The present invention relates to amplifier circuits. More particularly, the present invention relates to a low power current feedback amplifier with a lower output impedance input stage buffer.
The increasing demand for higher performance amplifier circuits has resulted in the continued improvement of the precision and accuracy of the various devices and components within the amplifier circuits, as well the increased response and bandwidth, and lower power requirements, of the amplifier circuits. For example, current feedback amplifiers, such as those incorporated within various video and audio drivers, equalizing filters, ADC input drivers, and other communication devices, are being required to provide lower power with increased bandwidth.
It would be ideal if current feedback amplifiers had gain independent bandwidth; however, such is not the case in practical applications. One area that affects the bandwidth performance is the output impedance of the inverting input terminal of the current feedback amplifier. The inverting input terminal impedance of the current feedback amplifier typically ranges from moderate to high. This level of impedance increases as the quiescent current bias level within an input buffer of the current feedback amplifier is reduced.
For example, with reference to FIG. 1, a basic current feedback amplifier 100 having an input buffer 102, a pair of current mirrors 104 and 106, and an output stage 108 illustrated. Input buffer 102 provides input terminals INP and INN for current feedback amplifier 100. A pair of output terminals of input buffer 102 drive current mirrors 104 and 106, which can provide a mirrored current to output stage 108.
Input buffer 102 comprises an open loop buffer, such as that illustrated in FIG. 2, including bias currents I1 and I2, a pair of input diode-connected transistors Q1, and Q2, and a pair of output devices Q3 and Q4. As discussed above, ideally, the bandwidth of current feedback amplifier 100 is independent of the gain of current feedback amplifier 100; however, in reality, the bandwidth of current feedback amplifier 100 is dependent upon any compensation capacitance and the value of an external feedback resistor RFBext (not shown) that can be configured in a closed feedback loop with current feedback amplifier 100. The output impedance of input buffer 102 gets multiplied by the noise gain of current feedback amplifier 100 and adds to the external discrete feedback resistor, to give an equivalent feedback resistor. For example:
RFBext+(Noise Gain * Input Buffer Output Impedance)=RFBequiv
Equivalent feedback resistor RFBequiv determines the bandwidth of current feedback amplifier 100. Changing the noise gain of current feedback amplifier 100 in an effort to try and maintain bandwidth requires changes in the value of equivalent feedback resistor RFBequiv. As a result, the bandwidth is never constant due to other effects on the output impedance of input buffer 102. In addition, for low power applications, the higher output impedance becomes even more problematic, i.e., lower quiescent current results in higher output impedance.

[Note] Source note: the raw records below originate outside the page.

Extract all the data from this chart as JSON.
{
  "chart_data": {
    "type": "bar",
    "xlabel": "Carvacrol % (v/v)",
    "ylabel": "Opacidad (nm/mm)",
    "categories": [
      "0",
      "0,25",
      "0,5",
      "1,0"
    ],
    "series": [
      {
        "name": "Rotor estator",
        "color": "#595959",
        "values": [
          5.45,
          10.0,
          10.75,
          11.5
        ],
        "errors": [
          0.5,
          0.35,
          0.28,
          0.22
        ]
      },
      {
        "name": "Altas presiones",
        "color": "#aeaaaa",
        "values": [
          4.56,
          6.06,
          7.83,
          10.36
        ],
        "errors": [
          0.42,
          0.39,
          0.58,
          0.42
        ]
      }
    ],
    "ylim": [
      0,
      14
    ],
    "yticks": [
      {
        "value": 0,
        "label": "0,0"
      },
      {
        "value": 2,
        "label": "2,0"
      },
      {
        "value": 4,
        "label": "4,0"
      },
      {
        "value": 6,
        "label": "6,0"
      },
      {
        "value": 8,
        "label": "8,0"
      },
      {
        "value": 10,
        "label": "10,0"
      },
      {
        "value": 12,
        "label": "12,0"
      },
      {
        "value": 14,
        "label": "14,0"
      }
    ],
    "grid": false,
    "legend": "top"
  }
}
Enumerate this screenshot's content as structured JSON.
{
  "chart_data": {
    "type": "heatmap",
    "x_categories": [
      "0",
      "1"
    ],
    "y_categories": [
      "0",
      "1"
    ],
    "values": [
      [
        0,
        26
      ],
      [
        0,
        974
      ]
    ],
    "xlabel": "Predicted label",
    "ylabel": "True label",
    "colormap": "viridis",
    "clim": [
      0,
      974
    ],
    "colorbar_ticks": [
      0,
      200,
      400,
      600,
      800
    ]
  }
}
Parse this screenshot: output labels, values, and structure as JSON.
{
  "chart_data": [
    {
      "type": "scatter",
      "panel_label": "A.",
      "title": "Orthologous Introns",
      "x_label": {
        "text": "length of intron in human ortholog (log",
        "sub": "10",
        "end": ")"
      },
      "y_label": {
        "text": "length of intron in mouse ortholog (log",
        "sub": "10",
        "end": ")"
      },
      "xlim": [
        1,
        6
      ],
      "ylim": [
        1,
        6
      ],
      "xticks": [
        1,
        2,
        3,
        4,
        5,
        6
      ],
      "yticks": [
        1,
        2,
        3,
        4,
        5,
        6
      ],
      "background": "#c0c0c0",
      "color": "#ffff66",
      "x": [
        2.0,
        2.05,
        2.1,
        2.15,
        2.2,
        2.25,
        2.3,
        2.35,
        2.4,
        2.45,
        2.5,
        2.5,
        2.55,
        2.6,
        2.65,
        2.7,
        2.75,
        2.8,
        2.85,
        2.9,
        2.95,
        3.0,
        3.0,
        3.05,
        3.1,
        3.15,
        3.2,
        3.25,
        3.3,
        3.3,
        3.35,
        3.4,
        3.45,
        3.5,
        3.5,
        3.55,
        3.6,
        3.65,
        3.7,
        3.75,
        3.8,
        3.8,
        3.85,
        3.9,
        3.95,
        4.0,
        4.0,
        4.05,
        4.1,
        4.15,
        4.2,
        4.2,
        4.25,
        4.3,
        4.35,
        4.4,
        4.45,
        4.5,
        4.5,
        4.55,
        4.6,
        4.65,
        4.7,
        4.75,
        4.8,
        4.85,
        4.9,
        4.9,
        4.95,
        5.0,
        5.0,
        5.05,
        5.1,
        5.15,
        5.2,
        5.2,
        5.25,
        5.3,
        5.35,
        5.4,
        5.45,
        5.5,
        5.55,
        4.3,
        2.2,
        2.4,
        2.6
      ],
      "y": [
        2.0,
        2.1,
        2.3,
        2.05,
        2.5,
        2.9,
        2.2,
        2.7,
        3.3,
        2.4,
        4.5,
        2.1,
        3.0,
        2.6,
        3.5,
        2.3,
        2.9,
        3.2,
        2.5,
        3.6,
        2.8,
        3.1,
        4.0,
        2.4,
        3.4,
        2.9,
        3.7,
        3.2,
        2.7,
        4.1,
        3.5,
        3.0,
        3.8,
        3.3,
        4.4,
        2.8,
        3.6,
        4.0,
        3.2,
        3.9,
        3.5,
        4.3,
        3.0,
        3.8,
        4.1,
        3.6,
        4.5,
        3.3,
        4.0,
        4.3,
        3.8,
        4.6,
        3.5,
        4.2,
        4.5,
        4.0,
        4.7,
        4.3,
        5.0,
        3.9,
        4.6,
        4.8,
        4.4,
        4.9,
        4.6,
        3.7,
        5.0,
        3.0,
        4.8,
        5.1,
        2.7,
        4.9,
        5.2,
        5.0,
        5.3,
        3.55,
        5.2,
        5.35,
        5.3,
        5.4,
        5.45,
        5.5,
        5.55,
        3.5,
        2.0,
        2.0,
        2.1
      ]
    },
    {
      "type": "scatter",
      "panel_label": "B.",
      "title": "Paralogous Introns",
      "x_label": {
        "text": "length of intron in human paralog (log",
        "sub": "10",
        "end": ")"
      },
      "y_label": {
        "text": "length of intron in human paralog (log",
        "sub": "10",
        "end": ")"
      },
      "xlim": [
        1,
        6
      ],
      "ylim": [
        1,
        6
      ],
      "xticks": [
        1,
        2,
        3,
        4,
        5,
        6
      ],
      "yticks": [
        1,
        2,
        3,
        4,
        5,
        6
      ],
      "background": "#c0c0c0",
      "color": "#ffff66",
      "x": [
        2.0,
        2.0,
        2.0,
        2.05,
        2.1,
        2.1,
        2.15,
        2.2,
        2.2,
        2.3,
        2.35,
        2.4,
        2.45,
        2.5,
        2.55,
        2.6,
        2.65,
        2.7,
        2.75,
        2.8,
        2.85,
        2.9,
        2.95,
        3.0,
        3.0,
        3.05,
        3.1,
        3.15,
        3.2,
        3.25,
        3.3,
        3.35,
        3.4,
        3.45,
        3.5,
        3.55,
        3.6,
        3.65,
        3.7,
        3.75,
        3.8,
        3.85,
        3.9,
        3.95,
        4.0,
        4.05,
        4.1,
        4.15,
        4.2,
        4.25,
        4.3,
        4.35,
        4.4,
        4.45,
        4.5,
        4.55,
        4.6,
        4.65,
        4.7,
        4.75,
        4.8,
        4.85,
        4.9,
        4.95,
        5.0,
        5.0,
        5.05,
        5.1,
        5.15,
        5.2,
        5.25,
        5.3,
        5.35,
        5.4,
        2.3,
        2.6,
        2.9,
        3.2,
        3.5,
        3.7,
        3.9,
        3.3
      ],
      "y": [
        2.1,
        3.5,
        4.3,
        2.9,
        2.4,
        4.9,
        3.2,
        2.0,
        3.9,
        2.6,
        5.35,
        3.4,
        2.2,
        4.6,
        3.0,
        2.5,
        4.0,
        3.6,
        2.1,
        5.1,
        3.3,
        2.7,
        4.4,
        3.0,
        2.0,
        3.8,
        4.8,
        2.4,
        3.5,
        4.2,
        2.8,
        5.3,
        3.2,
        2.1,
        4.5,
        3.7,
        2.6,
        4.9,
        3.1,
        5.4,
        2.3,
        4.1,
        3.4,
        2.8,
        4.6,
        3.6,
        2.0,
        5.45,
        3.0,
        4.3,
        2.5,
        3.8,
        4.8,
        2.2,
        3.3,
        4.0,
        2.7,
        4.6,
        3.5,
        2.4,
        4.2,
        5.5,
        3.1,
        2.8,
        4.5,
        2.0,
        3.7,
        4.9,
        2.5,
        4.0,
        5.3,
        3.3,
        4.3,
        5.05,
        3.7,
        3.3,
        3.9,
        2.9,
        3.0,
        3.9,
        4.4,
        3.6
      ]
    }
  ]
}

One attempt to solve the higher output impedance problems of input buffer 102 includes the increasing of biasing currents I1 and I2 to reduce the output impedance of input buffer 102. However, increasing biasing currents I1 and I2 increases the quiescent power requirements, which is undesirable.
In accordance with various aspects of the present invention, an overall low power current feedback amplifier having a lower output impedance input stage is provided. To reduce the output impedance, the input stage comprises a closed-loop input buffer. The closed-loop input buffer realizes a low output impedance since the loop gain of the input buffer reduces the output impedance of the input buffer. With a lower output impedance, the bandwidth of the current feedback amplifier becomes more independent of the gain, even at low supply current implementations.
An exemplary input buffer can be configured in a current feedback amplifier or a voltage feedback amplifier arrangement. In accordance with an exemplary embodiment, the input buffer comprises another closed-loop current feedback amplifier configured within the overall current feedback amplifier, wherein the output of the input buffer corresponds to the inverting node of the overall current feedback amplifier. The closed-loop configuration of the input buffer is facilitated by the use of an internal feedback resistor coupled from an inverting input terminal of the input buffer to the output of the input buffer, which corresponds to the inverting input terminal of the overall current feedback amplifier. Thus, with a low impedance at the inverting input terminal, the overall current feedback amplifier realizes a gain independent bandwidth over a wide range of supply currents.